How We Test Client Protocol in Apache Ignite.NET
Client drivers for distributed systems are much more complicated than traditional database drivers. They need to handle data partitioning, cluster topology changes, failover scenarios, and inevitable network issues. In this post, we’ll explore two approaches we use to write integration tests for the Apache Ignite.NET client.
Proxy Server
Client <--> Proxy <--> Ignite Cluster
Apache Ignite partitions data across multiple nodes in a cluster by computing a hash of the primary key. Client drivers understand this partitioning logic and send key-based requests directly to the primary node for a given key - we call this Partition Awareness.
To test this behavior, we implemented a simple proxy server that sits between the client and an actual Ignite cluster. The proxy decodes client request headers and records requests, allowing us to verify the routing correctness.
Ignite client protocol uses a TCP connection with a frame-based binary protocol. Each frame is prefixed with a 4-byte length field, so the proxy can easily read complete frames from the socket and forward them to the cluster.
It goes like this:
var outbound = new Socket(IPAddress.Loopback.AddressFamily, SocketType.Stream, ProtocolType.Tcp);
outbound.Connect(new IPEndPoint(IPAddress.Loopback, 10800));
var proxyListener = new Socket(IPAddress.Loopback.AddressFamily, SocketType.Stream, ProtocolType.Tcp);
proxyListener.Bind(new IPEndPoint(IPAddress.Any, 10900));
proxyListener.Listen();
Socket inbound = proxyListener.Accept();
while (true)
{
    // Receive message from client.
    var msgSize = ReceiveMessageSize(inbound);
    var msg = ReceiveBytes(inbound, msgSize);
    
    // Log or analyze the message here.
    // ...
    // Forward message to the actual server.
    outbound.Send(BitConverter.GetBytes(IPAddress.HostToNetworkOrder(msgSize)));
    outbound.Send(msg);
}
With a separate proxy instance for each server node, we can track which requests are sent to which node.

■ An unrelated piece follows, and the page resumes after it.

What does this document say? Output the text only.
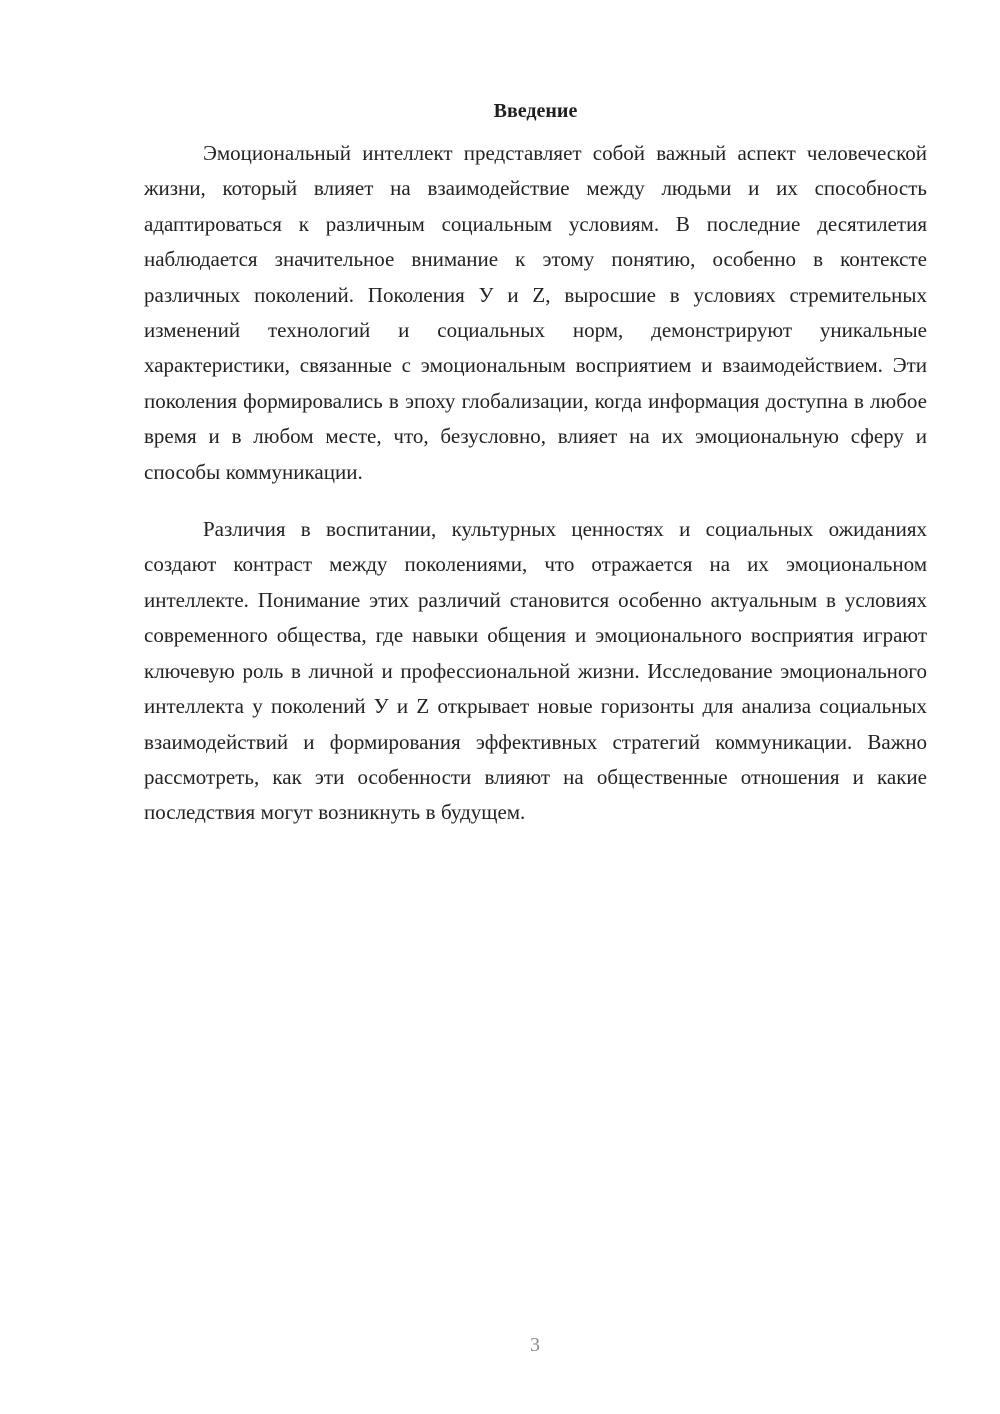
Введение

Эмоциональный интеллект представляет собой важный аспект человеческой жизни, который влияет на взаимодействие между людьми и их способность адаптироваться к различным социальным условиям. В последние десятилетия наблюдается значительное внимание к этому понятию, особенно в контексте различных поколений. Поколения У и Z, выросшие в условиях стремительных изменений технологий и социальных норм, демонстрируют уникальные характеристики, связанные с эмоциональным восприятием и взаимодействием. Эти поколения формировались в эпоху глобализации, когда информация доступна в любое время и в любом месте, что, безусловно, влияет на их эмоциональную сферу и способы коммуникации.

Различия в воспитании, культурных ценностях и социальных ожиданиях создают контраст между поколениями, что отражается на их эмоциональном интеллекте. Понимание этих различий становится особенно актуальным в условиях современного общества, где навыки общения и эмоционального восприятия играют ключевую роль в личной и профессиональной жизни. Исследование эмоционального интеллекта у поколений У и Z открывает новые горизонты для анализа социальных взаимодействий и формирования эффективных стратегий коммуникации. Важно рассмотреть, как эти особенности влияют на общественные отношения и какие последствия могут возникнуть в будущем.

3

Besides partition awareness, we also test Colocated Compute calls using this approach.
Fake Server
Client <--> Fake Server
Taking this idea further, we implemented a fake server that fully emulates the Ignite server protocol. This allows us to simulate various server-side scenarios, such as:
- Node failures and restarts
 - Delays and timeouts
 - Corrupted or malformed responses
 - Complex Ignite-specific things like partition reassignments and hybrid clock propagation
 
Look at the long list of properties to get an idea of what we can simulate: modules/platforms/dotnet/Apache.Ignite.Tests/FakeServer.cs#L106
Those scenarios are hard or impossible to reproduce in a real cluster.
The downside is that we need to maintain the fake server code as the protocol evolves - it is not as simple as a proxy. But the results are worth it. As a bonus, tests against a fake server are a lot faster and easier to debug.